While Brazil’s MFN applied tariff rate averaged 11.2 percent in 2012, its average bound tariff rate is significantly higher at 31.4 percent, with the maximum bound rates for industrial and agricultural goods set at 35 percent and 55 percent, respectively. Because of the large disparities between bound and applied rates, U.S. exporters face significant uncertainty in the Brazilian market. This uncertainty is amplified by the frequent changes in tariffs made by the Brazilian government to protect domestic industries from import competition. For example, in October 2012, Brazil increased tariffs to a maximum of 35 percent on 100 industrial products pursuant to a December 2011 MERCOSUR ministerial decision. These tariff increases affected approximately $1 billion in U.S. exports in 2012. Brazil is further considering increasing tariffs on an additional 100 products pursuant to a second MERCOSUR ministerial decision taken in June 2012. These tariff hikes could adversely affect Brazil’s competitiveness. We note that Brazil has also decreased tariffs on a large number of products in 2013. While we welcome these trade liberalizing steps, it is important to underscore that frequent and temporary changes in tariffs, whether up or down, create an unpredictable business environment for importers and exporters, and have a chilling effect on investment.

We want to acknowledge the important and continued progress that Brazil has made in enhancing the effectiveness of intellectual property rights enforcement. However, shortcomings in some areas of IPR protection and enforcement continue to act as obstacles to U.S. exports and investment. The United States is particularly concerned about recent regulations that give Brazil’s sanitary regulatory agency, ANVISA, the authority to provide “prior consent” to pharmaceutical patent applications. ANVISA’s review is in addition to the normal patent review conducted by Brazil’s patent office (INPI).

We call upon Brazil to assume additional responsibilities commensurate with its prominent position in the global economy. In that regard, we encourage Brazil to continue to work with us and other Members to produce a doable package of results for the WTO’s 9th Ministerial in Bali in December, including a binding agreement on Trade Facilitation. We would also like to see Brazil accede to the WTO Agreement on Government Procurement, which would provide Brazilian companies access to lucrative procurement markets in the United States and other GPA member countries, while opening up Brazil’s government procurement market to foreign participation. And we urge Brazil to consider joining the negotiations to expand the product coverage of the Information Technology Agreement.

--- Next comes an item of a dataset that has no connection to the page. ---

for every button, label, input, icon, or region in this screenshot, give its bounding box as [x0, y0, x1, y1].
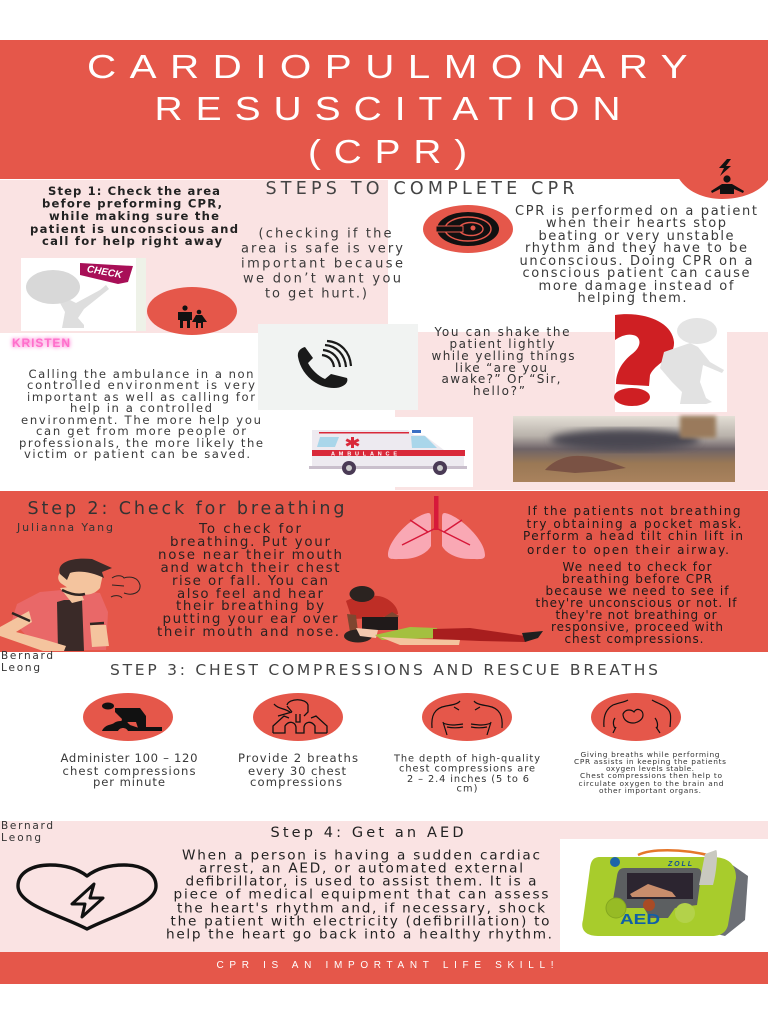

The United States would like to remind Brazil of the importance of ensuring that the global trading order remains open. We were troubled to learn that the International Chamber of Commerce recently released its Open Market Index 2013, which ranks Brazil as the G20’s most closed economy. In a ranking of the 75 largest economies, Brazil occupies the 68th position. I would like to express my government’s hope and expectation that, going forward, Brazil will continue to pursue further reforms and open markets that enable it to reap the benefits of expanding trade and global economic opportunity. In addition, we welcome further cooperation on trade matters with our Brazilian colleagues both here at the WTO and in the context of our growing bilateral relationship.

Finally, in closing, on behalf of the United States, I would like to take this opportunity to recognize Ambassador Roberto Azevêdo, the next Director General of the WTO. It has been a privilege to work with Ambassador Azevêdo in his capacity as Brazil’s Ambassador to the WTO, and we look forward to working with him in his new role as Director General of this important institution. Thank you.